Obtained results when comparing the 3 methods are presented in Table 1. Two values are given to qualify each method on each dataset: the percentage of instances solved to optimality (without time or memory problems), called “Opt” and the average running time in milliseconds called “Time”. In the objective of a fair comparison, the average running time is calculated only from instances solved to optimality by all the methods. If the memory limit is reached, “OM” appears in the table. The “NA” values mean that the algorithm can not be applied to the dataset. It occurs for the JH method on GREC, PROT and ILPISO dataset since JH formulation does not take into account edge labels.

Table 1. Results

Some observations can be made from these results. First, as expected, A* is the worst method. It reaches the optimal solution only for datasets composed of very small graphs (LETTER and GREC10). A* is the fastest method for small graphs. When graphs are larger than 10 vertices, all the instances are not optimally solved. When graphs hold 10 vertices, the execution time increase considerably by a factor 2000 compared to graphs of 5 vertices. The combinatorial explosion is not prevented by the pruning strategy. Beyond 10 vertices, A* cannot converge to the optimality because of memory saturation phenomenon. The size of the list OPEN containing pending solutions grows exponentially according to the graph size and the bipartite heuristic fails to prune the search tree efficiently.

Second, when analysing BLP-GED results, one can see that for datasets composed of smaller graphs (LETTER, ILPISO10, GREC5-10), BLP-GED converges to the optimality. For larger graphs (GREC20, PROT and ILPISO25-50), the optimal solution is not always reached, because of the time restriction but BLP-GED is the only method to solve instances and to output solutions. An interesting comment comes from the GREC dataset where nearly all instances are solved to optimality however increasing the graph size of only 5 vertices can lead to an important increase of time. The relation between graph size and solving time is not linear at all and it recalls us humbly how hard is the GED problem.

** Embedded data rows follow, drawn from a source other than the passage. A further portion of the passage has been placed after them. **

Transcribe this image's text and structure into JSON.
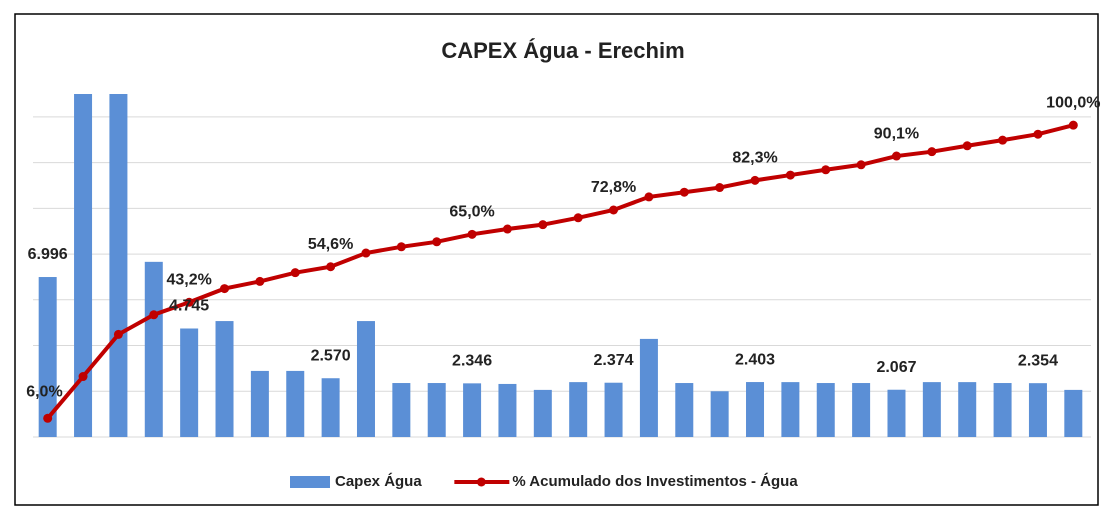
{
  "chart_data": {
    "type": "bar-line",
    "title": "CAPEX Água  - Erechim",
    "categories": [
      null,
      null,
      null,
      null,
      null,
      null,
      null,
      null,
      null,
      null,
      null,
      null,
      null,
      null,
      null,
      null,
      null,
      null,
      null,
      null,
      null,
      null,
      null,
      null,
      null,
      null,
      null,
      null,
      null,
      null
    ],
    "series": [
      {
        "name": "Capex Água",
        "type": "bar",
        "color": "#5b8fd6",
        "values": [
          6.996,
          15.0,
          15.0,
          7.66,
          4.745,
          5.07,
          2.89,
          2.89,
          2.57,
          5.07,
          2.36,
          2.36,
          2.346,
          2.32,
          2.06,
          2.4,
          2.374,
          4.29,
          2.36,
          2.0,
          2.403,
          2.4,
          2.36,
          2.36,
          2.067,
          2.4,
          2.4,
          2.36,
          2.354,
          2.06
        ],
        "value_labels": [
          "6.996",
          null,
          null,
          null,
          "4.745",
          null,
          null,
          null,
          "2.570",
          null,
          null,
          null,
          "2.346",
          null,
          null,
          null,
          "2.374",
          null,
          null,
          null,
          "2.403",
          null,
          null,
          null,
          "2.067",
          null,
          null,
          null,
          "2.354",
          null
        ]
      },
      {
        "name": "% Acumulado dos Investimentos - Água",
        "type": "line",
        "axis": "y2",
        "color": "#c00000",
        "values": [
          6.0,
          19.4,
          32.9,
          39.2,
          43.2,
          47.6,
          49.9,
          52.7,
          54.6,
          59.0,
          61.0,
          62.6,
          65.0,
          66.7,
          68.1,
          70.3,
          72.8,
          77.0,
          78.5,
          80.0,
          82.3,
          84.0,
          85.7,
          87.3,
          90.1,
          91.5,
          93.4,
          95.2,
          97.1,
          100.0
        ],
        "value_labels": [
          "6,0%",
          null,
          null,
          null,
          "43,2%",
          null,
          null,
          null,
          "54,6%",
          null,
          null,
          null,
          "65,0%",
          null,
          null,
          null,
          "72,8%",
          null,
          null,
          null,
          "82,3%",
          null,
          null,
          null,
          "90,1%",
          null,
          null,
          null,
          null,
          "100,0%"
        ]
      }
    ],
    "ylim": [
      0,
      15
    ],
    "yticks": [
      0,
      2,
      4,
      6,
      8,
      10,
      12,
      14
    ],
    "y2lim": [
      0,
      110
    ],
    "grid": true
  }
}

Finally, concerning JH, the method performs well for the PAH dataset solving 100 % of instances optimally against 51 % for BLP-GED. JH achieved better results because it is not generic but dedicated to compare unweighted graphs. However, on a smaller graphs like in LETTER, JH is the slowest method due to a higher number of variables and constraints than BLP-GED formulation. Finally, JH is not flexible and the method is unable to consider edge labels and cannot be applied to GREC, PROT and ILPISO.

5 Conclusion

In this paper, an exact binary linear programming formulation of the GED problem has been presented. One of the major advantage of our proposal against another binary program (JH) is that it can deal with a wide range of attributed relational graphs: directed or undirected graphs, simple graphs or multigraphs, with a combination of symbolic, numeric and/or string attributes on vertices and edges. Moreover, obtained results show that our BLP is about 100 times faster than \(A*\) for medium-size graphs while being more memory efficient. Our future works concern the optimization and the approximation of our formulation of GED computation.